Tributarista Amauri Baragatti lista os principais fatores para escolher o regime tributário ideal para a sua empresa

Siga as dicas do advogado tributarista Amauri Baragatti para fazer a escolha certa para o seu negócio no que diz respeito ao regime tributário, evitando pagar alíquotas desnecessárias ou erradas.

Escolher adequadamente o regime tributário de sua empresa é fundamental para garantir a sobrevivência do seu negócio. Uma escolha ruim pode incidir em pagamentos de alíquotas maiores, levando sua empresa a uma menor lucratividade, impactando diretamente no sucesso do seu negócio.

Por isso, o advogado especialista em direito tributário e finanças Amauri Baragatti, da A.J. Baragatti Advogados, aponta quais os principais fatores para escolha do regime tributário de sua empresa.

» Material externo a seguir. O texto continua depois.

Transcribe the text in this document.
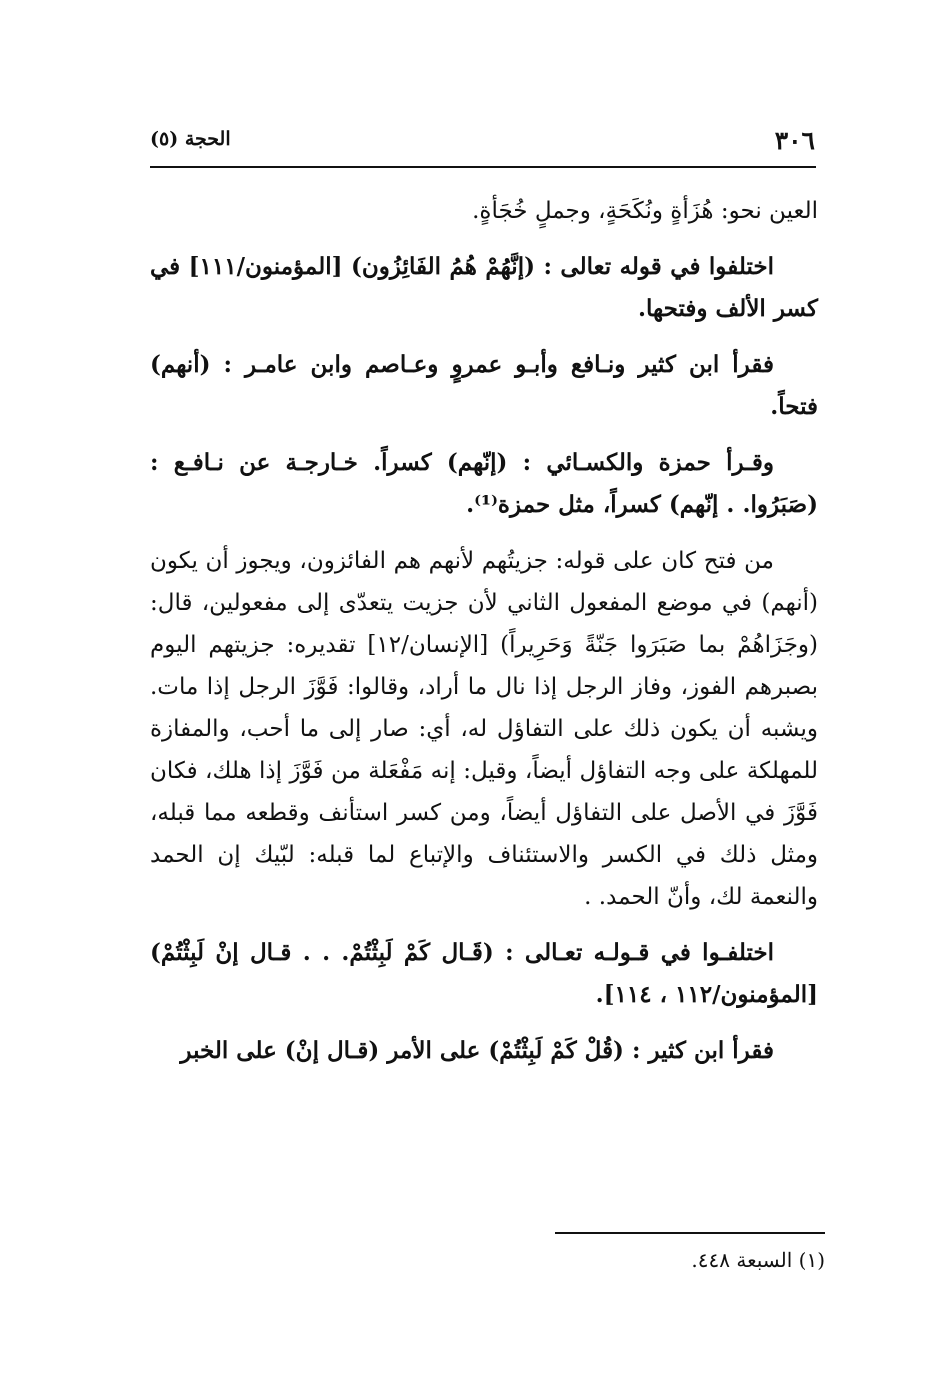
٣٠٦
الحجة (٥)

العين نحو: هُزَأةٍ ونُكَحَةٍ، وجملٍ خُجَأةٍ.

اختلفوا في قوله تعالى : (إنَّهُمْ هُمُ الفَائِزُون) [المؤمنون/١١١] في كسر الألف وفتحها.

فقرأ ابن كثير ونـافع وأبـو عمروٍ وعـاصم وابن عامـر : (أنهم) فتحاً.

وقـرأ حمزة والكسـائي : (إنّهم) كسراً. خـارجـة عن نـافـع : (صَبَرُوا. . إنّهم) كسراً، مثل حمزة⁽¹⁾.

من فتح كان على قوله: جزيتُهم لأنهم هم الفائزون، ويجوز أن يكون (أنهم) في موضع المفعول الثاني لأن جزيت يتعدّى إلى مفعولين، قال: (وجَزَاهُمْ بما صَبَرَوا جَنّةً وَحَرِيراً) [الإنسان/١٢] تقديره: جزيتهم اليوم بصبرهم الفوز، وفاز الرجل إذا نال ما أراد، وقالوا: فَوَّزَ الرجل إذا مات. ويشبه أن يكون ذلك على التفاؤل له، أي: صار إلى ما أحب، والمفازة للمهلكة على وجه التفاؤل أيضاً، وقيل: إنه مَفْعَلة من فَوَّزَ إذا هلك، فكان فَوَّزَ في الأصل على التفاؤل أيضاً، ومن كسر استأنف وقطعه مما قبله، ومثل ذلك في الكسر والاستئناف والإتباع لما قبله: لبّيك إن الحمد والنعمة لك، وأنّ الحمد. .

اختلفـوا في قـولـه تعـالى : (قَـال كَمْ لَبِثْتُمْ. . . قـال إنْ لَبِثْتُمْ) [المؤمنون/١١٢ ، ١١٤].

فقرأ ابن كثير : (قُلْ كَمْ لَبِثْتُمْ) على الأمر (قـال إنْ) على الخبر

(١) السبعة ٤٤٨.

Confira:

 

Planejamento financeiro

Um planejamento financeiro organizado possibilita que o empreendedor leve em consideração as alíquotas do modelo tributário em que se encaixa. Além disso, permite que ele conheça as obrigações acessórias e a probabilidade de créditos recuperáveis do regime. Logo, é fundamental avaliar o perfil da organização e realizar todos os cálculos financeiros cabíveis para, somente assim, escolher o regime tributário mais apropriado.

 

Faturamento

A legislação determina quais organizações podem ou não aderir a um determinado regime tributário. Enquanto o Lucro Real é permitido para todas as empresas, algumas restrições definem as que podem adotar o Lucro Presumido ou o Simples Nacional.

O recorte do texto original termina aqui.